Our opinion on the current state of REDEFINE(RDF)Redefine (RDF) is South Africa's second-largest real estate investment trust, with assets valued at R72.9 billion and a market capitalization of R25.1 billion. The company primarily holds industrial and office properties and has investments in Poland, the UK, and Australia. Its significant exposure to South African office space makes it sensitive to the South African economy and political developments, including elections.
Despite these challenges, Redefine remains stable and well-managed, trading well below the book value of its assets. The company is pursuing a controlling interest in the Polish property company, EPP, expanding its international footprint. For the fiscal year ending 31st August 2024, Redefine reported a 7.5% increase in revenue and a 57.3% rise in headline earnings per share (HEPS). Management anticipates a gradual property cycle recovery in FY25, contingent on easing interest rates.
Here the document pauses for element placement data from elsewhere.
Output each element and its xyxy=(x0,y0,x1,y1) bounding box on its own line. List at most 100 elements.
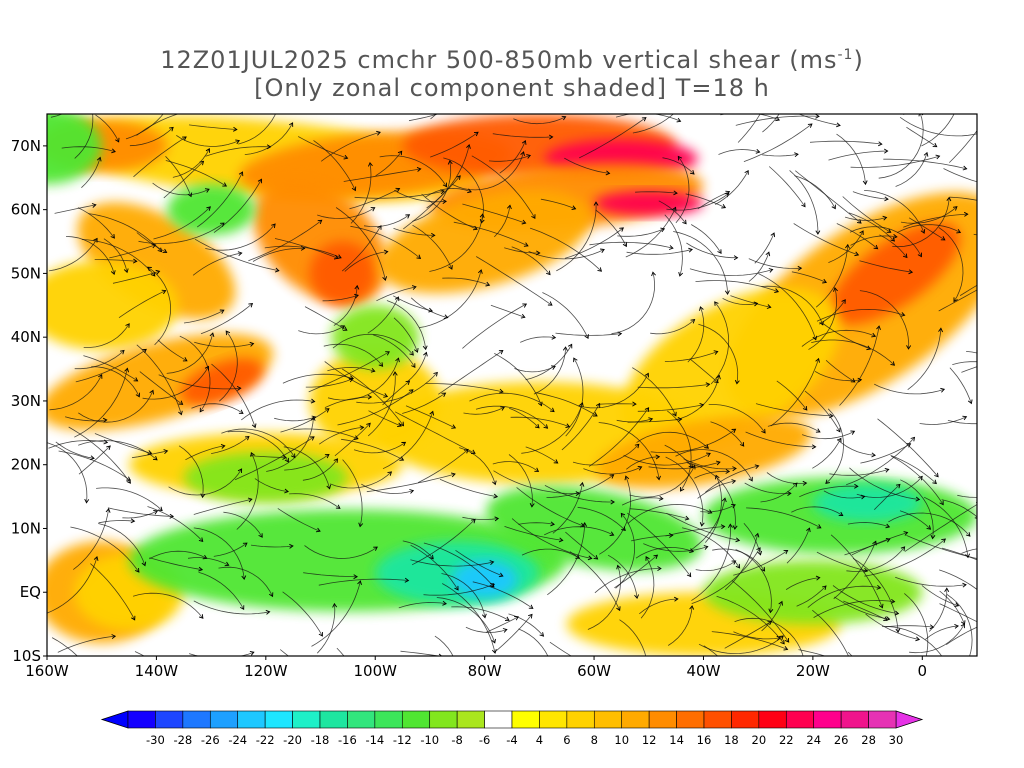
streamline xyxy=(874,484,901,510)
streamline-arrow xyxy=(892,234,898,239)
streamline-arrow xyxy=(778,600,783,606)
lon-label: 100W xyxy=(354,662,398,680)
streamline xyxy=(731,580,790,643)
streamline-arrow xyxy=(433,371,438,377)
streamline xyxy=(722,298,758,306)
streamline-arrow xyxy=(932,479,937,485)
streamline-arrow xyxy=(651,271,656,277)
streamline-arrow xyxy=(952,206,958,211)
streamline xyxy=(64,416,107,422)
streamline-arrow xyxy=(152,455,158,461)
streamline xyxy=(698,635,784,655)
streamline xyxy=(318,578,409,586)
streamline xyxy=(825,360,856,383)
streamline-arrow xyxy=(668,532,674,538)
lon-label: 20W xyxy=(796,662,830,680)
streamline xyxy=(943,168,977,183)
streamline-arrow xyxy=(291,453,296,459)
streamline xyxy=(830,534,883,608)
streamline xyxy=(627,504,712,524)
streamline xyxy=(908,217,946,241)
streamline-arrow xyxy=(562,346,568,351)
colorbar: -30 -28 -26 -24 -22 -20 -18 -16 -14 -12 -10 -8 -6 -4 4… xyxy=(100,710,924,747)
streamline xyxy=(344,251,388,272)
streamline-arrow xyxy=(707,509,713,514)
streamline-arrow xyxy=(489,560,495,566)
streamline xyxy=(250,455,287,458)
colorbar-label: -22 xyxy=(256,733,275,747)
streamline xyxy=(341,225,382,272)
streamline-arrow xyxy=(637,465,643,471)
streamline-arrow xyxy=(405,380,411,386)
streamline-arrow xyxy=(249,650,255,656)
streamline xyxy=(813,599,895,618)
streamline xyxy=(410,559,494,567)
streamline xyxy=(892,197,950,248)
streamline-arrow xyxy=(115,137,120,143)
streamline-arrow xyxy=(579,481,585,487)
streamline-arrow xyxy=(158,506,163,512)
streamline-arrow xyxy=(284,488,289,494)
colorbar-swatch xyxy=(484,710,513,729)
streamline xyxy=(735,115,820,126)
streamline-arrow xyxy=(317,219,323,225)
streamline xyxy=(928,588,948,632)
streamline-arrow xyxy=(528,604,534,609)
streamline-arrow xyxy=(857,377,863,383)
streamline-arrow xyxy=(962,165,968,171)
streamline-arrow xyxy=(520,313,526,319)
streamline xyxy=(695,280,779,293)
streamline-arrow xyxy=(622,242,628,248)
streamline xyxy=(921,585,959,607)
streamline xyxy=(949,367,972,404)
streamline xyxy=(341,368,404,426)
streamline-arrow xyxy=(715,460,721,466)
streamline xyxy=(938,227,964,302)
colorbar-swatch xyxy=(292,710,321,729)
streamline xyxy=(833,541,877,600)
colorbar-swatch xyxy=(813,710,842,729)
streamline-arrow xyxy=(1014,268,1018,272)
streamline-arrow xyxy=(833,287,838,292)
colorbar-label: 6 xyxy=(563,733,570,747)
streamline xyxy=(305,378,353,388)
streamline xyxy=(304,306,348,331)
streamline-arrow xyxy=(397,422,402,428)
streamline xyxy=(241,399,315,421)
streamline-arrow xyxy=(206,206,211,211)
streamline-arrow xyxy=(324,454,330,459)
streamline-arrow xyxy=(714,474,720,480)
streamline xyxy=(675,449,753,482)
streamline xyxy=(799,485,858,498)
streamline-arrow xyxy=(807,123,813,128)
streamline-arrow xyxy=(829,413,834,419)
shading-blob xyxy=(595,415,812,489)
streamline xyxy=(73,508,109,570)
streamline xyxy=(621,497,663,506)
streamline-arrow xyxy=(204,188,210,193)
streamline-arrow xyxy=(688,247,693,253)
streamline xyxy=(643,543,708,552)
colorbar-swatch xyxy=(401,710,431,729)
streamline-arrow xyxy=(244,435,250,441)
streamline xyxy=(504,526,563,541)
streamline-arrow xyxy=(337,254,342,259)
streamline xyxy=(856,476,923,498)
streamline-arrow xyxy=(954,107,958,111)
streamline-arrow xyxy=(448,265,453,270)
streamline-arrow xyxy=(621,526,626,532)
streamline xyxy=(540,198,576,210)
streamline xyxy=(55,441,95,459)
streamline xyxy=(611,272,656,335)
streamline xyxy=(54,204,96,214)
shading-blob xyxy=(47,260,179,350)
streamline-arrow xyxy=(472,225,478,231)
streamline-arrow xyxy=(430,232,436,238)
streamline-arrow xyxy=(908,269,914,275)
streamline-arrow xyxy=(673,596,679,602)
streamline xyxy=(430,131,479,158)
streamline-arrow xyxy=(102,417,108,423)
streamline-arrow xyxy=(815,114,820,119)
streamline-arrow xyxy=(923,151,929,157)
streamline-arrow xyxy=(731,560,737,565)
Technically, the stock has faced a prolonged decline from its high of 1250c in April 2015, bottoming at 159c with the COVID-19 pandemic's impact. Though it has partially recovered, it has moved sideways and downward since late 2021. Redefine trades at around 64% of its net asset value (NAV), suggesting that it may be oversold and undervalued. However, its high loan-to-value (LTV) ratio is a potential concern for investors seeking stability.